Reputation: 123
I recently received a response to sub setting a range of rows based on start and stop values/identifiers in a specific column - the response can be read here.
What I'm hoping to receive some help on this time around is doing the same thing (i.e. subset all rows between each instance of the identifier), except the identifier in question is embedded within a sentence. So the identifier itself is contained within a cell with other text.
Example:
X1 X2
'hello this is a test' 1
'identifier 1234' 2
'hello' 3
'hello' 4
'hello 1234' 5
'hello again' 6
Assuming the identifier for the rows I'm looking to subset is '1234', the output I'd be hoping for would be 2,3,4,5. The identifier will never show up more than twice so there are clear start and stop points.

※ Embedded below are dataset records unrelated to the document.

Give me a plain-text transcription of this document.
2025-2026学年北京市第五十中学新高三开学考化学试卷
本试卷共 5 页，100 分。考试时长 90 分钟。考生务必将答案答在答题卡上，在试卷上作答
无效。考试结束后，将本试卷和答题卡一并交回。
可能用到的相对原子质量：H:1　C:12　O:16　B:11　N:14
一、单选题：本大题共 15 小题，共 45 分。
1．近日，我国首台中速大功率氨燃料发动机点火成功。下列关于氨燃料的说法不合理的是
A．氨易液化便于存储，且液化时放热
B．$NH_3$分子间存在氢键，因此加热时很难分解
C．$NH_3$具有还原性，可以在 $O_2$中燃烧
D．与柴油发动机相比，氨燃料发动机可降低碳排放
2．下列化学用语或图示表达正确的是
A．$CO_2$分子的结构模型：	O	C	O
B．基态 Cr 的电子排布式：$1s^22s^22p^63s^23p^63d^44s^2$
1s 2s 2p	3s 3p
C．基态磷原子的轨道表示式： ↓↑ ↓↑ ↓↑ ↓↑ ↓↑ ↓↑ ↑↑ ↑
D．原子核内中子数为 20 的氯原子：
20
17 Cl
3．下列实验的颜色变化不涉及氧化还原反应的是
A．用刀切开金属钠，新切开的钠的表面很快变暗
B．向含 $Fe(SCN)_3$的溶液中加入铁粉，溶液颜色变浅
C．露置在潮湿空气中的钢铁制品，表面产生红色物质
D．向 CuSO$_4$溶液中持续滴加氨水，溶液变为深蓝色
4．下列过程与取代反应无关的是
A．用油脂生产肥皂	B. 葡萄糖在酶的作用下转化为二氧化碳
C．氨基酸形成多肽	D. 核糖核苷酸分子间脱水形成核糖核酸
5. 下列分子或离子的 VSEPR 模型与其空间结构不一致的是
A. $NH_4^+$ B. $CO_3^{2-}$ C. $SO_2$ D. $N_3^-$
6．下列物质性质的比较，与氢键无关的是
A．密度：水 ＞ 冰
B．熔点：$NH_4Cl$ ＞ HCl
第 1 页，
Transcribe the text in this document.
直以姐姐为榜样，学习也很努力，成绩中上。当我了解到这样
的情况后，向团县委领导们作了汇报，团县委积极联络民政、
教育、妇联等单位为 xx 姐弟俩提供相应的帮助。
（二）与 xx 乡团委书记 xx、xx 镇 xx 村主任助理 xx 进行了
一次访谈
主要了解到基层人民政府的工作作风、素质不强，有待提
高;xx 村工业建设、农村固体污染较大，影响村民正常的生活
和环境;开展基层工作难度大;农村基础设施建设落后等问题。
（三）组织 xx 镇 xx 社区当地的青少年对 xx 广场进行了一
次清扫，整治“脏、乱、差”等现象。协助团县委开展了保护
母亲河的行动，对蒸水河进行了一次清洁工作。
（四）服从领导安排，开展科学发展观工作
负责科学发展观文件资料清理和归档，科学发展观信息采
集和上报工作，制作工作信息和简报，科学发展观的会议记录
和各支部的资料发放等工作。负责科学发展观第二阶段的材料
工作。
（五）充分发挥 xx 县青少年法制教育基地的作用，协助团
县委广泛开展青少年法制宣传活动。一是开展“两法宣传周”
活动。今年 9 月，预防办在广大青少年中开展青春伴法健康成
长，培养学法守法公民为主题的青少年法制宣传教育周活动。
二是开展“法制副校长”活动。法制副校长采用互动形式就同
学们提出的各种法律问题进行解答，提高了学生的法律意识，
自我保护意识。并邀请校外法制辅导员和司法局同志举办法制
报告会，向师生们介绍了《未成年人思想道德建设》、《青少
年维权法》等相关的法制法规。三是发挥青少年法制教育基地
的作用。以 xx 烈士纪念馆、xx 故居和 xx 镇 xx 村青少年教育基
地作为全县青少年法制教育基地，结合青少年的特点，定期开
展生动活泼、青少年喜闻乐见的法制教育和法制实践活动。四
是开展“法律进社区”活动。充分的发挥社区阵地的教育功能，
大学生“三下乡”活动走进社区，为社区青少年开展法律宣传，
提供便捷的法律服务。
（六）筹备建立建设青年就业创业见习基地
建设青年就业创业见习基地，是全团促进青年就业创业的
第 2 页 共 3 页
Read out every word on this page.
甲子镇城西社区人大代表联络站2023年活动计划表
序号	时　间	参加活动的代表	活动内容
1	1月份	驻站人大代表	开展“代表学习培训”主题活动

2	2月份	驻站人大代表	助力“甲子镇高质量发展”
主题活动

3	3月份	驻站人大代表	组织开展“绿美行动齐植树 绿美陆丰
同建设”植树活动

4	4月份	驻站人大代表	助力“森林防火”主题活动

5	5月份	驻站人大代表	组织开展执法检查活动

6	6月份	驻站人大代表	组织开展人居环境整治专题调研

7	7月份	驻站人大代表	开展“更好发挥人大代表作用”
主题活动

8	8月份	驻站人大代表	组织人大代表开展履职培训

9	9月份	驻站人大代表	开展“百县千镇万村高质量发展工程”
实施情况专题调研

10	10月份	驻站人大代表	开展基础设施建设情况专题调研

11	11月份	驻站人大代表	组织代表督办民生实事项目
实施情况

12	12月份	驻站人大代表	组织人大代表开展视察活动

I have tried combining filter, grepl and between but have only managed to filter the rows with the identifier, and not the rows in between the identifiers.
I hope this makes sense!
Upvotes: 2
Views: 229
Reputation: 886968
As there is only a single instance of 'identifier' that specifies the 'start/stop', use grep
to get the row index that matches the pattern, get a sequence between the start and end (:
) and subset the 'X2' values
i1 <- grep('1234', df1$X1)
df1$X2[i1[1]:i1[2]]
#[1] 2 3 4 5
df1 <- structure(list(X1 = c("hello this is a test", "identifier 1234",
"hello", "hello", "hello 1234", "hello again"), X2 = 1:6),
class = "data.frame", row.names = c(NA, -6L))
Upvotes: 1